The American Legislative Exchange Council – ALEC – has been in the headlines lately after coming under attack from liberal groups. Businessweek ran a long exposé about the group in December. The left-wing Nation magazine has done its own series. The New York Times editorialized against it; The Wall Street Journal came to its defense.
Apparently, though, Democratic state lawmakers missed every word. Rhode Island’s Future editor Bob Plain has spent the week reporting on ALEC and he found that not only is state Rep. Jon Brien now on the group’s national board, but one in five members of the General Assembly is affiliated with the group.
That’s not all. In 2008, the Assembly passed a joint resolution urging Congress not to move insurance regulation from the state level to the federal level. The original version [pdf] included a lengthy preamble extolling ALEC and said explicitly that the legislature “joins the American Legislative Exchange Council” in taking such a position; the final version [pdf] removed all references to ALEC.
The 2008 resolution was sponsored by state Sens. William Walaska, a Democrat, along with Leo Blais and Kevin Breene, two Republicans. (Blais was ALEC’s Rhode Island head before Brien.) It passed the Senate unanimously and the House 63-1, with Rep. Joe Trillo the only “nay.” It took effect on July 8 without Gov. Don Carcieri’s signature.
That wasn’t the only time the Democratic-dominated Senate has formally stood with ALEC.
In February 2008, the chamber passed another resolution [pdf] sponsored by Walaska, Blais and Breene, this one saying the Senate “hereby joins the American Legislative Exchange Council” in opposing changes to the McCarran-Ferguson Act, which exempts insurers from federal regulation.
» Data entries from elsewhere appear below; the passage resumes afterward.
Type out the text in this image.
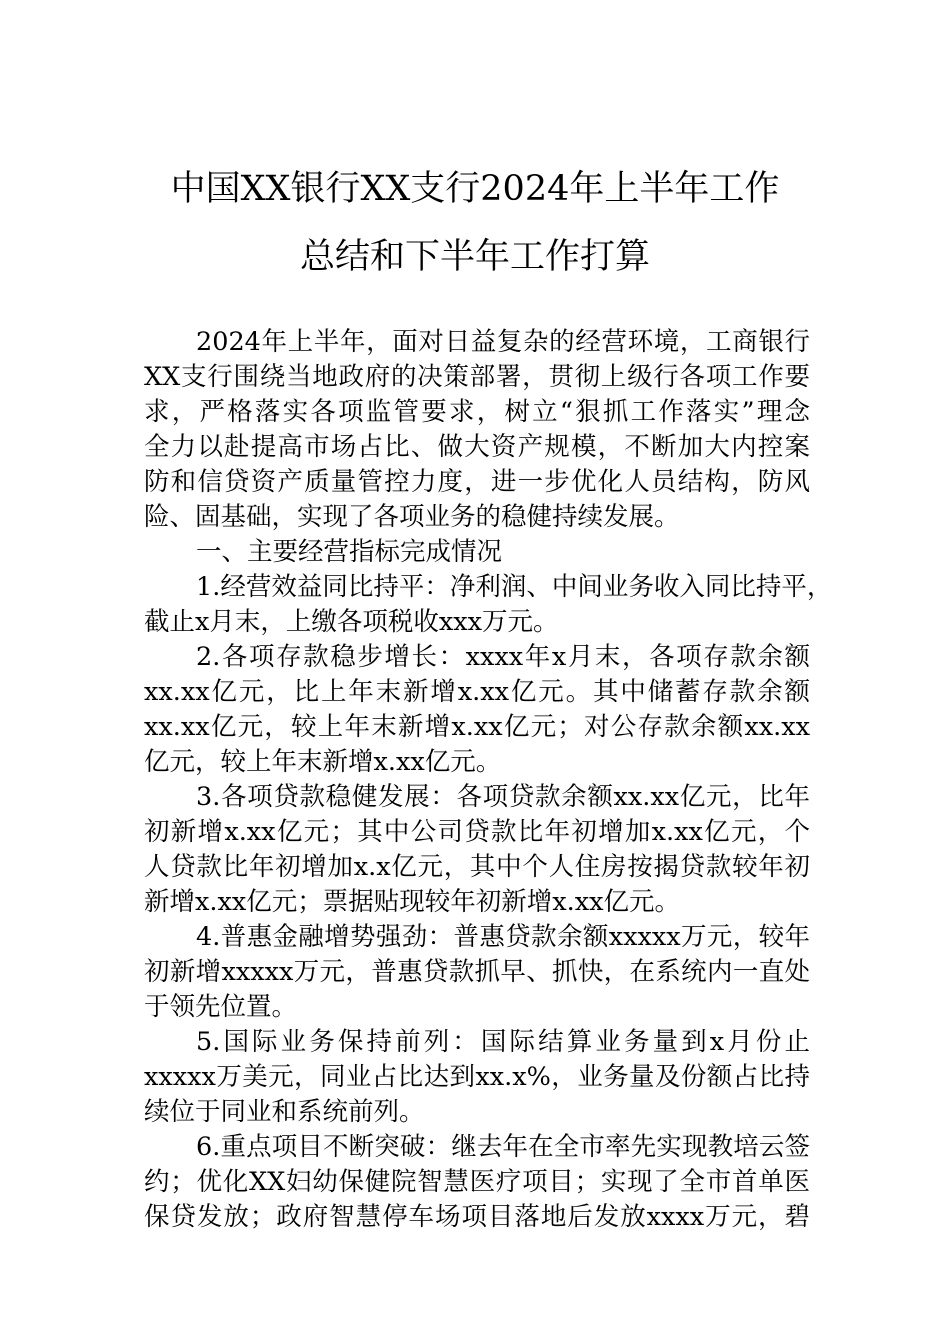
中国XX银行XX支行2024年上半年工作
总结和下半年工作打算
2024年上半年，面对日益复杂的经营环境，工商银行
XX支行围绕当地政府的决策部署，贯彻上级行各项工作要
求，严格落实各项监管要求，树立“狠抓工作落实”理念
全力以赴提高市场占比、做大资产规模，不断加大内控案
防和信贷资产质量管控力度，进一步优化人员结构，防风
险、固基础，实现了各项业务的稳健持续发展。
一、主要经营指标完成情况
1.经营效益同比持平：净利润、中间业务收入同比持平，
截止x月末，上缴各项税收xxx万元。
2.各项存款稳步增长：xxxx年x月末，各项存款余额
xx.xx亿元，比上年末新增x.xx亿元。其中储蓄存款余额
xx.xx亿元，较上年末新增x.xx亿元；对公存款余额xx.xx
亿元，较上年末新增x.xx亿元。
3.各项贷款稳健发展：各项贷款余额xx.xx亿元，比年
初新增x.xx亿元；其中公司贷款比年初增加x.xx亿元，个
人贷款比年初增加x.x亿元，其中个人住房按揭贷款较年初
新增x.xx亿元；票据贴现较年初新增x.xx亿元。
4.普惠金融增势强劲：普惠贷款余额xxxxx万元，较年
初新增xxxxx万元，普惠贷款抓早、抓快，在系统内一直处
于领先位置。
5.国际业务保持前列：国际结算业务量到x月份止
xxxxx万美元，同业占比达到xx.x%，业务量及份额占比持
续位于同业和系统前列。
6.重点项目不断突破：继去年在全市率先实现教培云签
约；优化XX妇幼保健院智慧医疗项目；实现了全市首单医
保贷发放；政府智慧停车场项目落地后发放xxxx万元，碧
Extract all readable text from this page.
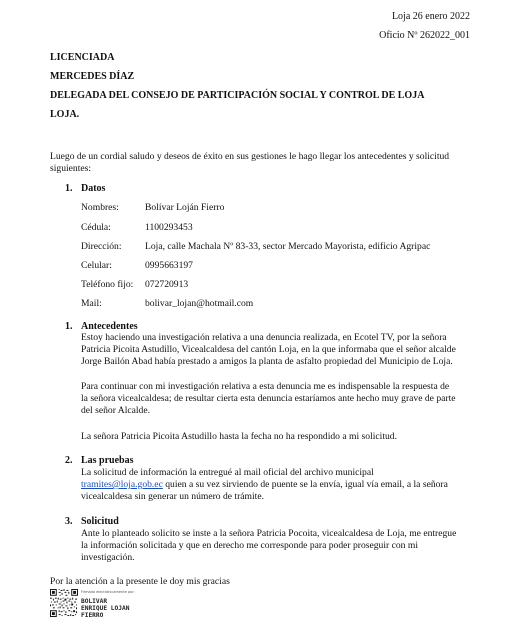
Loja 26 enero 2022
Oficio Nº 262022_001
LICENCIADA
MERCEDES DÍAZ
DELEGADA DEL CONSEJO DE PARTICIPACIÓN SOCIAL Y CONTROL DE LOJA
LOJA.
Luego de un cordial saludo y deseos de éxito en sus gestiones le hago llegar los antecedentes y solicitud
siguientes:
1. Datos
Nombres:	Bolívar Loján Fierro
Cédula:	1100293453
Dirección: Loja, calle Machala Nº 83-33, sector Mercado Mayorista, edificio Agripac
Celular:	0995663197
Teléfono fijo: 072720913
Mail:	bolivar_lojan@hotmail.com
1. Antecedentes
Estoy haciendo una investigación relativa a una denuncia realizada, en Ecotel TV, por la señora
Patricia Picoita Astudillo, Vicealcaldesa del cantón Loja, en la que informaba que el señor alcalde
Jorge Bailón Abad había prestado a amigos la planta de asfalto propiedad del Municipio de Loja.
Para continuar con mi investigación relativa a esta denuncia me es indispensable la respuesta de
la señora vicealcaldesa; de resultar cierta esta denuncia estaríamos ante hecho muy grave de parte
del señor Alcalde.
La señora Patricia Picoita Astudillo hasta la fecha no ha respondido a mi solicitud.
2. Las pruebas
La solicitud de información la entregué al mail oficial del archivo municipal
tramites@loja.gob.ec quien a su vez sirviendo de puente se la envía, igual vía email, a la señora
vicealcaldesa sin generar un número de trámite.
3. Solicitud
Ante lo planteado solicito se inste a la señora Patricia Pocoita, vicealcaldesa de Loja, me entregue
la información solicitada y que en derecho me corresponde para poder proseguir con mi
investigación.
Por la atención a la presente le doy mis gracias
Firmado electrónicamente por:
BOLIVAR
ENRIQUE LOJAN
FIERRO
The House never took it up.
Brien has had less success than Blais. In 2010, the Woonsocket Democrat introduced a bill [pdf] related to education that explicitly said it was “patterned after model legislation suggested by the American Legislative Exchange Council and the Alliance for School Choice.” The bill was referred to the House Finance Committee but never got a hearing.
Brien said he did not become a member of ALEC until 2011, however, and therefore the ALEC-modeled education bill wasn’t introduced while he was involved with the organization. He said he crafted it in cooperation with the Alliance for School Choice and the Roman Catholic Diocese of Providence.
There are other scattered references to ALEC buried in state documents. For example, House Speaker Gordon Fox attended an ALEC reception hosted by GTECH in April 2003, according to a Rhode Island Ethics Commission case. The Senate voted to welcome ALEC officials who visited the chamber in April 2002 and June 2005 [pdf], and ALEC held its annual convention in Newport back in the summer of 1996.
You might think joining a controversial advocacy group would be a major decision for a politician, particularly if the group is a liberal bête noire getting a lot of attention from lefties and the politician in question is a Democrat. But based on Plain’s reporting, quite a few lawmakers didn’t even do a cursory Google search before signing up for ALEC.
“I was asked to sign up,” Rep. Peter Martin, D-Newport, told him. “Now, I’m questioning why I did. I’m learning more about it and thinking I better learn a little more.” Rep. John Edwards, D-Tiverton, said: “Someone signed me up.”
“If someone joins an organization, it’s not always because they are an advocate for that organization,” Rep. Lisa-Baldelli-Hunt, D-Woonsocket, explained to Plain. Rep. Michael Marcello, D-Scituate, echoed her: “I didn’t join as a form of support, I joined to get more information.”
What’s notable here isn’t the fact that Democrats joined ALEC; Brien, for example, knows the group’s background and defended its work forthrightly this week. What’s notable is how uninformed these lawmakers apparently are about their allegiances. Would they vote for a bill based solely on another member’s say-so?
This post has been updated with Rep. Brien’s comments about his 2010 bill.